Hernandez Cruz was repeatedly raped by a gang member over several months, The Guardian reports. She was unaware that she was pregnant when she started experiencing severe back and stomach pain in her third trimester and later gave birth in a toilet at her high school.
Experts couldn't tell whether the fetus died before being born or soon after its birth, according to the Guardian. Hernandez Cruz has been convicted for failing to provide proper care for the fetus, and for its murder.
Soon after the birth, Hernandez Cruz's mother took her to the hospital to treat what she still thought was severe abdominal cramps. She claims that she only realised she had given birth after going to the hospital. Police arrested Hernandez Cruz when they found the dead fetus in the toilet.
Despite there being no evidence that proves Hernandez Cruz intentionally harmed the fetus, the judge in her case agreed with the prosecutor's argument that she didn't seek care for her pregnancy because she didn't want the baby and that she threw the fetus into the toilet, the Guardian reports. The judge also suggested that Hernandez Cruz's mother may also be responsible for the fetus's death.
Her case isn't unique in the country. El Salvador has a total abortion ban and activists claim that 17 other women have been wrongly convicted of aggravated homicide after having miscarriages or stillbirths over the last 18 years.
An activist group called Las17, which is dedicated to finding justice for these women, tweeted daily updates about Hernandez Cruz's trial. They have also been speaking out about the case using the hashtag #justiciaparaevelyn (justice for Evelyn).

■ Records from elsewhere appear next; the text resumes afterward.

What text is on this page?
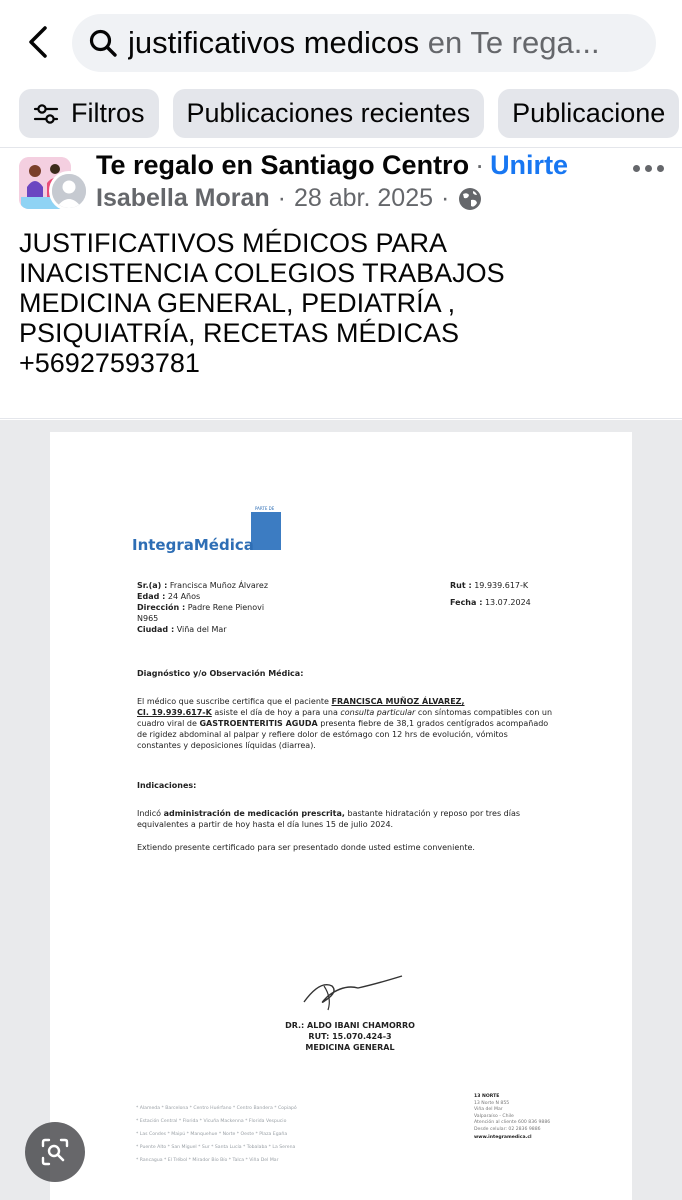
justificativos medicos en Te rega...
Filtros Publicaciones recientes Publicacione
Te regalo en Santiago Centro · Unirte
Isabella Moran · 28 abr. 2025 ·
JUSTIFICATIVOS MÉDICOS PARA
INACISTENCIA COLEGIOS TRABAJOS
MEDICINA GENERAL, PEDIATRÍA ,
PSIQUIATRÍA, RECETAS MÉDICAS
+56927593781
PARTE DE
IntegraMédica
Sr.(a) : Francisca Muñoz Álvarez
Edad : 24 Años
Dirección : Padre Rene Pienovi
N965
Ciudad : Viña del Mar
Rut : 19.939.617-K
Fecha : 13.07.2024
Diagnóstico y/o Observación Médica:
El médico que suscribe certifica que el paciente FRANCISCA MUÑOZ ÁLVAREZ,
CI. 19.939.617-K asiste el día de hoy a para una consulta particular con síntomas compatibles con un
cuadro viral de GASTROENTERITIS AGUDA presenta fiebre de 38,1 grados centígrados acompañado
de rigidez abdominal al palpar y refiere dolor de estómago con 12 hrs de evolución, vómitos
constantes y deposiciones líquidas (diarrea).
Indicaciones:
Indicó administración de medicación prescrita, bastante hidratación y reposo por tres días
equivalentes a partir de hoy hasta el día lunes 15 de julio 2024.
Extiendo presente certificado para ser presentado donde usted estime conveniente.
DR.: ALDO IBANI CHAMORRO
RUT: 15.070.424-3
MEDICINA GENERAL
* Alameda * Barcelona * Centro Huérfano * Centro Bandera * Copiapó
* Estación Central * Florida * Vicuña Mackenna * Florida Vespucio
* Las Condes * Maipú * Manquehue * Norte * Oeste * Plaza Egaña
* Puente Alto * San Miguel * Sur * Santa Lucía * Tobalaba * La Serena
* Rancagua * El Trébol * Mirador Bío Bío * Talca * Viña Del Mar
13 NORTE
13 Norte N 855
Viña del Mar
Valparaíso - Chile
Atención al cliente 600 836 9886
Desde celular: 02 2836 9886
www.integramedica.cl
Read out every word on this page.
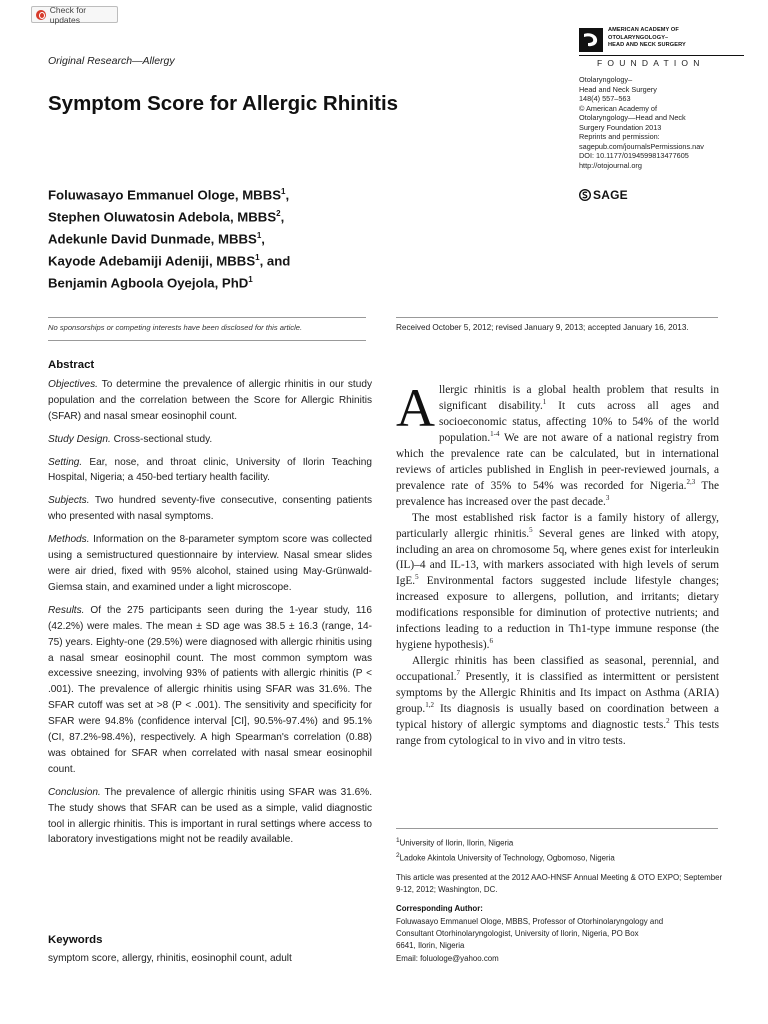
Check for updates
AMERICAN ACADEMY OF
OTOLARYNGOLOGY–
HEAD AND NECK SURGERY
FOUNDATION
Original Research—Allergy
Symptom Score for Allergic Rhinitis
Otolaryngology–
Head and Neck Surgery
148(4) 557–563
© American Academy of
Otolaryngology—Head and Neck
Surgery Foundation 2013
Reprints and permission:
sagepub.com/journalsPermissions.nav
DOI: 10.1177/0194599813477605
http://otojournal.org
SAGE
Foluwasayo Emmanuel Ologe, MBBS$^1$,
Stephen Oluwatosin Adebola, MBBS$^2$,
Adekunle David Dunmade, MBBS$^1$,
Kayode Adebamiji Adeniji, MBBS$^1$, and
Benjamin Agboola Oyejola, PhD$^1$
No sponsorships or competing interests have been disclosed for this article.	Received October 5, 2012; revised January 9, 2013; accepted January 16, 2013.
Abstract

Objectives. To determine the prevalence of allergic rhinitis in our study population and the correlation between the Score for Allergic Rhinitis (SFAR) and nasal smear eosinophil count.

Study Design. Cross-sectional study.

Setting. Ear, nose, and throat clinic, University of Ilorin Teaching Hospital, Nigeria; a 450-bed tertiary health facility.

Subjects. Two hundred seventy-five consecutive, consenting patients who presented with nasal symptoms.

Methods. Information on the 8-parameter symptom score was collected using a semistructured questionnaire by interview. Nasal smear slides were air dried, fixed with 95% alcohol, stained using May-Grünwald-Giemsa stain, and examined under a light microscope.

Results. Of the 275 participants seen during the 1-year study, 116 (42.2%) were males. The mean ± SD age was 38.5 ± 16.3 (range, 14-75) years. Eighty-one (29.5%) were diagnosed with allergic rhinitis using a nasal smear eosinophil count. The most common symptom was excessive sneezing, involving 93% of patients with allergic rhinitis (P < .001). The prevalence of allergic rhinitis using SFAR was 31.6%. The SFAR cutoff was set at >8 (P < .001). The sensitivity and specificity for SFAR were 94.8% (confidence interval [CI], 90.5%-97.4%) and 95.1% (CI, 87.2%-98.4%), respectively. A high Spearman's correlation (0.88) was obtained for SFAR when correlated with nasal smear eosinophil count.

Conclusion. The prevalence of allergic rhinitis using SFAR was 31.6%. The study shows that SFAR can be used as a simple, valid diagnostic tool in allergic rhinitis. This is important in rural settings where access to laboratory investigations might not be readily available.

Keywords
symptom score, allergy, rhinitis, eosinophil count, adult

Allergic rhinitis is a global health problem that results in significant disability.$^1$ It cuts across all ages and socioeconomic status, affecting 10% to 54% of the world population.$^{1-4}$ We are not aware of a national registry from which the prevalence rate can be calculated, but in international reviews of articles published in English in peer-reviewed journals, a prevalence rate of 35% to 54% was recorded for Nigeria.$^{2,3}$ The prevalence has increased over the past decade.$^3$

The most established risk factor is a family history of allergy, particularly allergic rhinitis.$^5$ Several genes are linked with atopy, including an area on chromosome 5q, where genes exist for interleukin (IL)–4 and IL-13, with markers associated with high levels of serum IgE.$^5$ Environmental factors suggested include lifestyle changes; increased exposure to allergens, pollution, and irritants; dietary modifications responsible for diminution of protective nutrients; and infections leading to a reduction in Th1-type immune response (the hygiene hypothesis).$^6$

Allergic rhinitis has been classified as seasonal, perennial, and occupational.$^7$ Presently, it is classified as intermittent or persistent symptoms by the Allergic Rhinitis and Its impact on Asthma (ARIA) group.$^{1,2}$ Its diagnosis is usually based on coordination between a typical history of allergic symptoms and diagnostic tests.$^2$ This tests range from cytological to in vivo and in vitro tests.

$^1$University of Ilorin, Ilorin, Nigeria
$^2$Ladoke Akintola University of Technology, Ogbomoso, Nigeria
This article was presented at the 2012 AAO-HNSF Annual Meeting & OTO EXPO; September 9-12, 2012; Washington, DC.
Corresponding Author:
Foluwasayo Emmanuel Ologe, MBBS, Professor of Otorhinolaryngology and
Consultant Otorhinolaryngologist, University of Ilorin, Nigeria, PO Box
6641, Ilorin, Nigeria
Email: foluologe@yahoo.com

“The judgment sentencing Evelyn to 30 years in prison shows how in El Salvador justice is applied without direct proof, without sufficient evidence that clarifies what a woman has done,” Morena Herrera, Executive Director of the Citizen’s Group for the Decriminalisation of Abortion, said in a statement to Refinery29.
Hernandez Cruz's lawyers plan to appeal the decision.

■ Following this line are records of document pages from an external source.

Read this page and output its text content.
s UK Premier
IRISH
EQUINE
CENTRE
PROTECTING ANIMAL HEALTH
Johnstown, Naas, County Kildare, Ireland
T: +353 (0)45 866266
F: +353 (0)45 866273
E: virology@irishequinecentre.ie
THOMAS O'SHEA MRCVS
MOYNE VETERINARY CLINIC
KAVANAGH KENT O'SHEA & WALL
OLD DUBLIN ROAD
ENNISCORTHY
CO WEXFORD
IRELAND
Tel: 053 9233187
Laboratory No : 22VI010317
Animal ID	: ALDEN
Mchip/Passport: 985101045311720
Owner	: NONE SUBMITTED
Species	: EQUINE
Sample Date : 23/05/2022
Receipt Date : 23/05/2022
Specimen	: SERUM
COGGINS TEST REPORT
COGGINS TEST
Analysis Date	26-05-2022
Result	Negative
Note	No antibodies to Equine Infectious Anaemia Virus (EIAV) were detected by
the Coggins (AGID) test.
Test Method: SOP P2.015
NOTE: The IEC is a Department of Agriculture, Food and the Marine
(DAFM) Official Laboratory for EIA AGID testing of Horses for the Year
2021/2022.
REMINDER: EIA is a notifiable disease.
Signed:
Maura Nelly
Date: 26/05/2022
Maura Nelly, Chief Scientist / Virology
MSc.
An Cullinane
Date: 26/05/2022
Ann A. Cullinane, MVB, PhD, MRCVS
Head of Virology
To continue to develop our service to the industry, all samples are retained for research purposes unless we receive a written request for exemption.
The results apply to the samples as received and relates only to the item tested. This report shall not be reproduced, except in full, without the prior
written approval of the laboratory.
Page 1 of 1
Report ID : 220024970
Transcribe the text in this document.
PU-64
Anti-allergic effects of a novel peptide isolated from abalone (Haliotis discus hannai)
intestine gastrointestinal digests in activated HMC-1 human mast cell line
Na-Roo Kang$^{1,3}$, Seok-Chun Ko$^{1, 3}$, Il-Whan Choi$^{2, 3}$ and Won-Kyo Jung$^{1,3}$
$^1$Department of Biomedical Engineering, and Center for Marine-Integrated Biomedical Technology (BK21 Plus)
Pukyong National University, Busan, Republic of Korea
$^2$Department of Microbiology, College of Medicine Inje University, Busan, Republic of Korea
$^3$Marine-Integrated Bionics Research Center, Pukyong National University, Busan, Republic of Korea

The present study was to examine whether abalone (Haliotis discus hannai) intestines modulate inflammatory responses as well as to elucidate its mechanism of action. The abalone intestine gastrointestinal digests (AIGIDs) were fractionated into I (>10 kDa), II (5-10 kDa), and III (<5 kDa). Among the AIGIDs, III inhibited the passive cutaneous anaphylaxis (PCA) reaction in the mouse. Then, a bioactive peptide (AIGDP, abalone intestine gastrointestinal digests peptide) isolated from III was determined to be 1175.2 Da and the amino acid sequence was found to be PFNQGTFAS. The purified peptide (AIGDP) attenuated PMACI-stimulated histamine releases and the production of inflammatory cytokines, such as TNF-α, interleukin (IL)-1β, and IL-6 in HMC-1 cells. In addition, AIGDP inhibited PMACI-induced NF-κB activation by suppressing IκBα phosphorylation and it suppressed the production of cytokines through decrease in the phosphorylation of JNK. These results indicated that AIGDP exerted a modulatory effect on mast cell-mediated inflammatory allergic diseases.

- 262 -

A bill has been introduced in El Salvador that would keep women like Hernandez Cruz, who had no control over her baby's death, out of prison. The legislation aims to decriminalise abortion in certain cases that include: a pregnancy that puts the life and health of the woman at risk, a medical diagnosis where the fetus cannot survive, a pregnancy resulting from sexual violence, or a human trafficking pregnancy.

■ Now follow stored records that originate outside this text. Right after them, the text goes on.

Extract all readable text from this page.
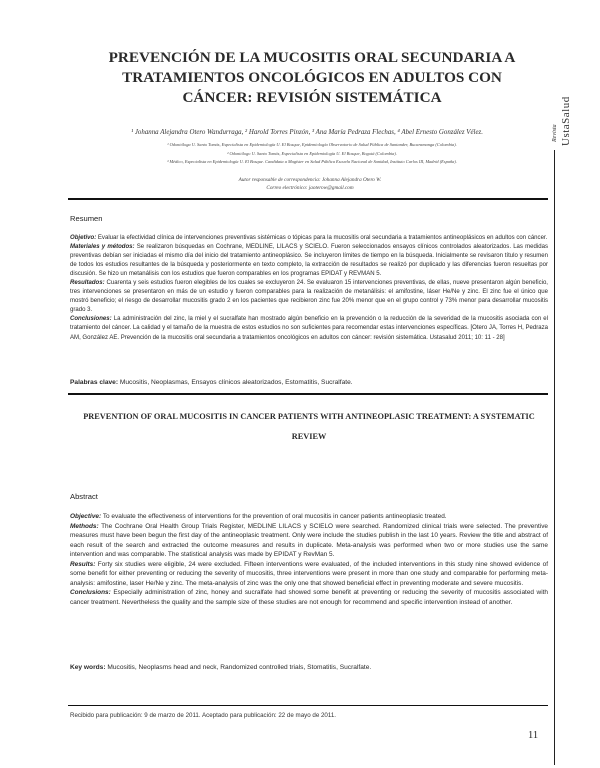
Revista UstaSalud
PREVENCIÓN DE LA MUCOSITIS ORAL SECUNDARIA A TRATAMIENTOS ONCOLÓGICOS EN ADULTOS CON CÁNCER: REVISIÓN SISTEMÁTICA
¹ Johanna Alejandra Otero Wandurraga, ² Harold Torres Pinzón, ³ Ana María Pedraza Flechas, ⁴ Abel Ernesto González Vélez.
¹ Odontóloga U. Santo Tomás, Especialista en Epidemiología U. El Bosque, Epidemiología Observatorio de Salud Pública de Santander, Bucaramanga (Colombia).
² Odontólogo U. Santo Tomás, Especialista en Epidemiología U. El Bosque, Bogotá (Colombia).
³ Médico, Especialista en Epidemiología U. El Bosque. Candidata a Magíster en Salud Pública Escuela Nacional de Sanidad, Instituto Carlos III, Madrid (España).
Autor responsable de correspondencia: Johanna Alejandra Otero W.
Correo electrónico: jaoterow@gmail.com
Resumen

Objetivo: Evaluar la efectividad clínica de intervenciones preventivas sistémicas o tópicas para la mucositis oral secundaria a tratamientos antineoplásicos en adultos con cáncer.

Materiales y métodos: Se realizaron búsquedas en Cochrane, MEDLINE, LILACS y SCIELO. Fueron seleccionados ensayos clínicos controlados aleatorizados. Las medidas preventivas debían ser iniciadas el mismo día del inicio del tratamiento antineoplásico. Se incluyeron límites de tiempo en la búsqueda. Inicialmente se revisaron título y resumen de todos los estudios resultantes de la búsqueda y posteriormente en texto completo, la extracción de resultados se realizó por duplicado y las diferencias fueron resueltas por discusión. Se hizo un metanálisis con los estudios que fueron comparables en los programas EPIDAT y REVMAN 5.

Resultados: Cuarenta y seis estudios fueron elegibles de los cuales se excluyeron 24. Se evaluaron 15 intervenciones preventivas, de ellas, nueve presentaron algún beneficio, tres intervenciones se presentaron en más de un estudio y fueron comparables para la realización de metanálisis: el amifostine, láser He/Ne y zinc. El zinc fue el único que mostró beneficio; el riesgo de desarrollar mucositis grado 2 en los pacientes que recibieron zinc fue 20% menor que en el grupo control y 73% menor para desarrollar mucositis grado 3.

Conclusiones: La administración del zinc, la miel y el sucralfate han mostrado algún beneficio en la prevención o la reducción de la severidad de la mucositis asociada con el tratamiento del cáncer. La calidad y el tamaño de la muestra de estos estudios no son suficientes para recomendar estas intervenciones específicas. [Otero JA, Torres H, Pedraza AM, González AE. Prevención de la mucositis oral secundaria a tratamientos oncológicos en adultos con cáncer: revisión sistemática. Ustasalud 2011; 10: 11 - 28]

Palabras clave: Mucositis, Neoplasmas, Ensayos clínicos aleatorizados, Estomatitis, Sucralfate.
PREVENTION OF ORAL MUCOSITIS IN CANCER PATIENTS WITH ANTINEOPLASIC TREATMENT: A SYSTEMATIC REVIEW
Abstract

Objective: To evaluate the effectiveness of interventions for the prevention of oral mucositis in cancer patients antineoplasic treated.

Methods: The Cochrane Oral Health Group Trials Register, MEDLINE LILACS y SCIELO were searched. Randomized clinical trials were selected. The preventive measures must have been begun the first day of the antineoplasic treatment. Only were include the studies publish in the last 10 years. Review the title and abstract of each result of the search and extracted the outcome measures and results in duplicate. Meta-analysis was performed when two or more studies use the same intervention and was comparable. The statistical analysis was made by EPIDAT y RevMan 5.

Results: Forty six studies were eligible, 24 were excluded. Fifteen interventions were evaluated, of the included interventions in this study nine showed evidence of some benefit for either preventing or reducing the severity of mucositis, three interventions were present in more than one study and comparable for performing meta-analysis: amifostine, laser He/Ne y zinc. The meta-analysis of zinc was the only one that showed beneficial effect in preventing moderate and severe mucositis.

Conclusions: Especially administration of zinc, honey and sucralfate had showed some benefit at preventing or reducing the severity of mucositis associated with cancer treatment. Nevertheless the quality and the sample size of these studies are not enough for recommend and specific intervention instead of another.

Key words: Mucositis, Neoplasms head and neck, Randomized controlled trials, Stomatitis, Sucralfate.
Recibido para publicación: 9 de marzo de 2011. Aceptado para publicación: 22 de mayo de 2011.
11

Meanwhile, cases like Hernandez Cruz's have already happened in the U.S., and current debates about abortion rights could land women (and people of all genders) seeking abortions in the same position as women in El Salvador. In 2015 a 33-year-old woman living in Indiana was sentenced to 20 years in prison for feticide after she had a miscarriage and threw the fetus into a dumpster.
Bill after bill has been introduced in states across the U.S. attempting to restrict access to abortion, and the Trump Administration repeatedly threatens to cut funding for Planned Parenthood, arguably the most well-known clinic that provides abortions in the U.S.